Remember Brexit? The markets didn’t seem to as the languid summer rolled along into mid-August. 

The days immediately following the June 23 vote by a majority of Britons to extract their country from the European Union was like an investment Armageddon where the British pound got pounded, major global stock indexes fell through a trapdoor, and yields on U.S. Treasurys and other bellwether developed-market bonds tumbled in the risk-off environment. But the markets—particularly equities—quickly reversed course as the mind set toward Brexit shifted from apocalypse to apathy.

This much we do know: The Brexit aftermath will have have both short-term and long-term consequences. What we don’t know is what exactly those longer-term consequences will be. Brexit was yet another jolt to global markets that seem ever more connected and volatile, and more tumult is likely to come (whether or not they’ll be Brexit-related). For investors, that means being mindful of protecting their portfolios against the next shoe to drop.

“Brexit doesn’t mean a lot in and of itself, which is why there was a sharp bounce back in the markets,” says Ben Hunt, chief risk officer at Salient, a diversified asset management firm. But it could be a harbinger of things to come.

The way he sees it, Brexit is a Bear Stearns moment, not a Lehman Brothers moment. In other words, both the Brexit vote and the collapse of investment bank Bear Stearns in March 2008 were viewed as idiosyncratic events that the markets shrugged off. As it turned out, Bear Stearns was a prelude to the systemic problems of the global financial system symbolized by the bankruptcy and demise of Lehman Brothers six months later. 

“I think Brexit is a big deal, the same way Bear Stearns was a big deal, because it is the first car on this train of anti-globalization, anti-status quo, anti-trade political movement that’s growing around the world,” Hunt says. “The Lehmann Brothers to Brexit’s Bear Stearns that I’m looking ahead to are the political events that can’t be papered over.” 

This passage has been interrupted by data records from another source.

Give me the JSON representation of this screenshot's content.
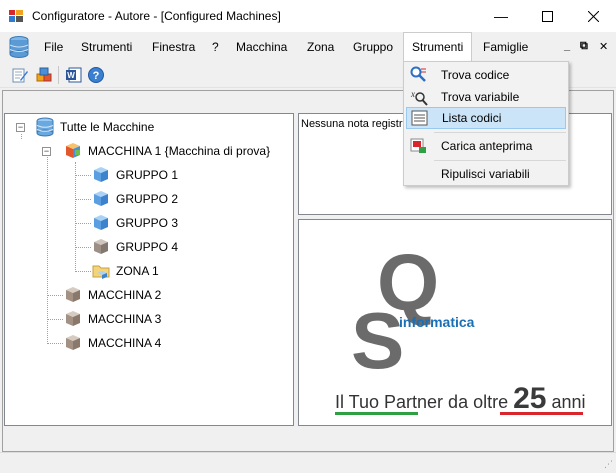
{
  "window": {
    "title": "Configuratore - Autore - [Configured Machines]",
    "controls": [
      "minimize",
      "maximize",
      "close"
    ]
  },
  "menubar": {
    "items": [
      {
        "label": "File"
      },
      {
        "label": "Strumenti"
      },
      {
        "label": "Finestra"
      },
      {
        "label": "?"
      },
      {
        "label": "Macchina"
      },
      {
        "label": "Zona"
      },
      {
        "label": "Gruppo"
      },
      {
        "label": "Strumenti",
        "active": true
      },
      {
        "label": "Famiglie"
      }
    ],
    "mdi_controls": [
      "_",
      "⧉",
      "✕"
    ]
  },
  "toolbar": {
    "icons": [
      "edit-icon",
      "boxes-icon",
      "word-icon",
      "help-icon"
    ]
  },
  "dropdown": {
    "items": [
      {
        "label": "Trova codice",
        "icon": "find-code-icon"
      },
      {
        "label": "Trova variabile",
        "icon": "find-variable-icon"
      },
      {
        "label": "Lista codici",
        "icon": "list-icon",
        "selected": true
      },
      {
        "label": "Carica anteprima",
        "icon": "load-preview-icon"
      },
      {
        "label": "Ripulisci variabili",
        "icon": ""
      }
    ]
  },
  "tree": {
    "root": "Tutte le Macchine",
    "nodes": [
      {
        "label": "MACCHINA 1 {Macchina di prova}",
        "icon": "machine-colored-icon"
      },
      {
        "label": "GRUPPO 1",
        "icon": "group-blue-icon"
      },
      {
        "label": "GRUPPO 2",
        "icon": "group-blue-icon"
      },
      {
        "label": "GRUPPO 3",
        "icon": "group-blue-icon"
      },
      {
        "label": "GRUPPO 4",
        "icon": "group-gray-icon"
      },
      {
        "label": "ZONA 1",
        "icon": "folder-zone-icon"
      },
      {
        "label": "MACCHINA 2",
        "icon": "machine-gray-icon"
      },
      {
        "label": "MACCHINA 3",
        "icon": "machine-gray-icon"
      },
      {
        "label": "MACCHINA 4",
        "icon": "machine-gray-icon"
      }
    ]
  },
  "notes": {
    "text": "Nessuna nota registra… tive alla macchina o al gruppo"
  },
  "logo": {
    "letters": [
      "Q",
      "S"
    ],
    "word": "informatica",
    "tagline_prefix": "Il Tuo Partner da oltre",
    "tagline_number": "25",
    "tagline_suffix": "anni",
    "colors": {
      "green": "#2ea043",
      "white": "#ffffff",
      "red": "#d9262c",
      "blue": "#1a6fb5",
      "gray": "#6b6b6b"
    }
  }
}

The first item on the worry parade is Italy, where there’s an October referendum on a constitutional overhaul proposed by Prime Minister Matteo Renzi that he says will stabilize that country’s chronic political instability. He has promised to quit if the referendum is defeated. Part and parcel to that is the sorry state of debt-laden Italian banks. Italy is negotiating with the EU to recapitalize its banks, arguing that flexibility is needed to prevent bank failures that could ultimately cause a contagion that could take down Europe’s banking system. 

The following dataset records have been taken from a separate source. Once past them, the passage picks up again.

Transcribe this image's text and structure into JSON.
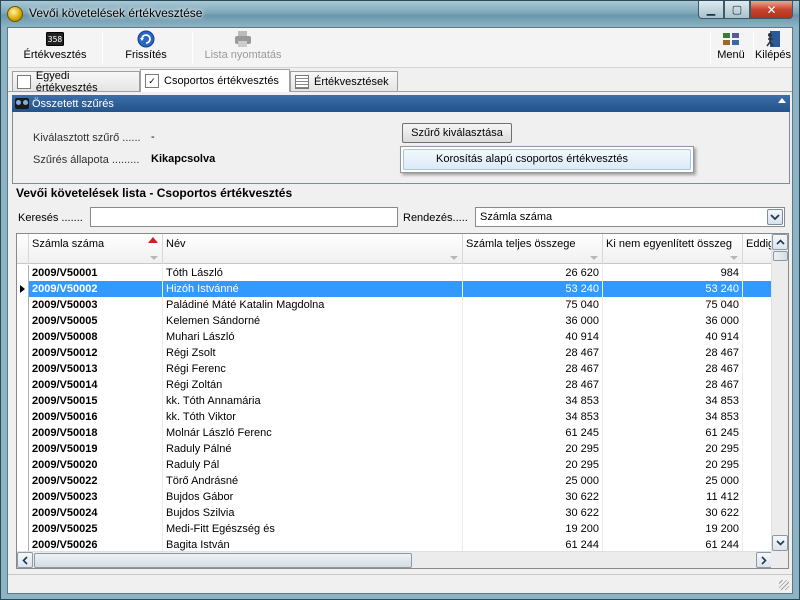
{
  "window": {
    "title": "Vevői követelések értékvesztése"
  },
  "toolbar": {
    "ertekvesztes": "Értékvesztés",
    "frissites": "Frissítés",
    "lista_nyomtatas": "Lista nyomtatás",
    "menu": "Menü",
    "kilepes": "Kilépés",
    "ertekvesztes_icon_text": "358"
  },
  "tabs": [
    {
      "label": "Egyedi értékvesztés",
      "icon": "document-icon"
    },
    {
      "label": "Csoportos értékvesztés",
      "icon": "checkbox-icon"
    },
    {
      "label": "Értékvesztések",
      "icon": "table-icon"
    }
  ],
  "filter": {
    "header": "Összetett szűrés",
    "selected_label": "Kiválasztott szűrő ......",
    "selected_value": "-",
    "state_label": "Szűrés állapota .........",
    "state_value": "Kikapcsolva",
    "choose_button": "Szűrő kiválasztása",
    "popup_item": "Korosítás alapú csoportos értékvesztés"
  },
  "list": {
    "title": "Vevői követelések lista - Csoportos értékvesztés",
    "search_label": "Keresés .......",
    "search_value": "",
    "sort_label": "Rendezés.....",
    "sort_value": "Számla száma"
  },
  "grid": {
    "columns": [
      "Számla száma",
      "Név",
      "Számla teljes összege",
      "Ki nem egyenlített összeg",
      "Eddig é"
    ],
    "selected_row": 1,
    "rows": [
      [
        "2009/V50001",
        "Tóth László",
        "26 620",
        "984"
      ],
      [
        "2009/V50002",
        "Hizóh Istvánné",
        "53 240",
        "53 240"
      ],
      [
        "2009/V50003",
        "Paládiné Máté Katalin Magdolna",
        "75 040",
        "75 040"
      ],
      [
        "2009/V50005",
        "Kelemen Sándorné",
        "36 000",
        "36 000"
      ],
      [
        "2009/V50008",
        "Muhari László",
        "40 914",
        "40 914"
      ],
      [
        "2009/V50012",
        "Régi Zsolt",
        "28 467",
        "28 467"
      ],
      [
        "2009/V50013",
        "Régi Ferenc",
        "28 467",
        "28 467"
      ],
      [
        "2009/V50014",
        "Régi Zoltán",
        "28 467",
        "28 467"
      ],
      [
        "2009/V50015",
        "kk. Tóth Annamária",
        "34 853",
        "34 853"
      ],
      [
        "2009/V50016",
        "kk. Tóth Viktor",
        "34 853",
        "34 853"
      ],
      [
        "2009/V50018",
        "Molnár László Ferenc",
        "61 245",
        "61 245"
      ],
      [
        "2009/V50019",
        "Raduly Pálné",
        "20 295",
        "20 295"
      ],
      [
        "2009/V50020",
        "Raduly Pál",
        "20 295",
        "20 295"
      ],
      [
        "2009/V50022",
        "Törő Andrásné",
        "25 000",
        "25 000"
      ],
      [
        "2009/V50023",
        "Bujdos Gábor",
        "30 622",
        "11 412"
      ],
      [
        "2009/V50024",
        "Bujdos Szilvia",
        "30 622",
        "30 622"
      ],
      [
        "2009/V50025",
        "Medi-Fitt Egészség és",
        "19 200",
        "19 200"
      ],
      [
        "2009/V50026",
        "Bagita István",
        "61 244",
        "61 244"
      ]
    ]
  }
}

The Italian vote in October is seen as a referendum on how Italians feel about their participation in the euro zone, and the fear is that political instability caused by a “No” vote on Renzi’s constitutional overhaul could cause financial instability in its banking sector that could set off bad outcomes across the continent.

After that comes the U.S. election in November, with GOP nominee Donald Trump’s stances on trade and tariffs stirring concerns about negative domino effects across the globe. Ben Hunt says if Trump threatens a trade war with China, the Chinese would likely respond by floating their currency, resulting in devaluation. 

That, he argues, would be destabilizing to the European banking system because their banks don’t fund themselves in the same way that U.S. banks do. U.S. banks are funded by depositors, while European banks are funded by securitizations and by essentially being merchant banks, making them intertwined with—and levered to—global trade finance.

“So when a country as important to global trade as China devalues its currency, it means that existing loans based on the old value of the Chinese currency become unglued,” Hunt explains. “That’s when you get a credit freeze, akin to the 1997 Asian credit crisis. This is a potential earthquake 20 times greater than what happened when Thailand devalued its currency in 1997.”

Further out is the 2017 presidential election in France, a country where EU-skepticism is greater than what existed in Great Britain before the Brexit vote. If far-right populists gain the upper hand in that vote, there’s a fear that France will bolt the EU—a scenario known as “Frexit.”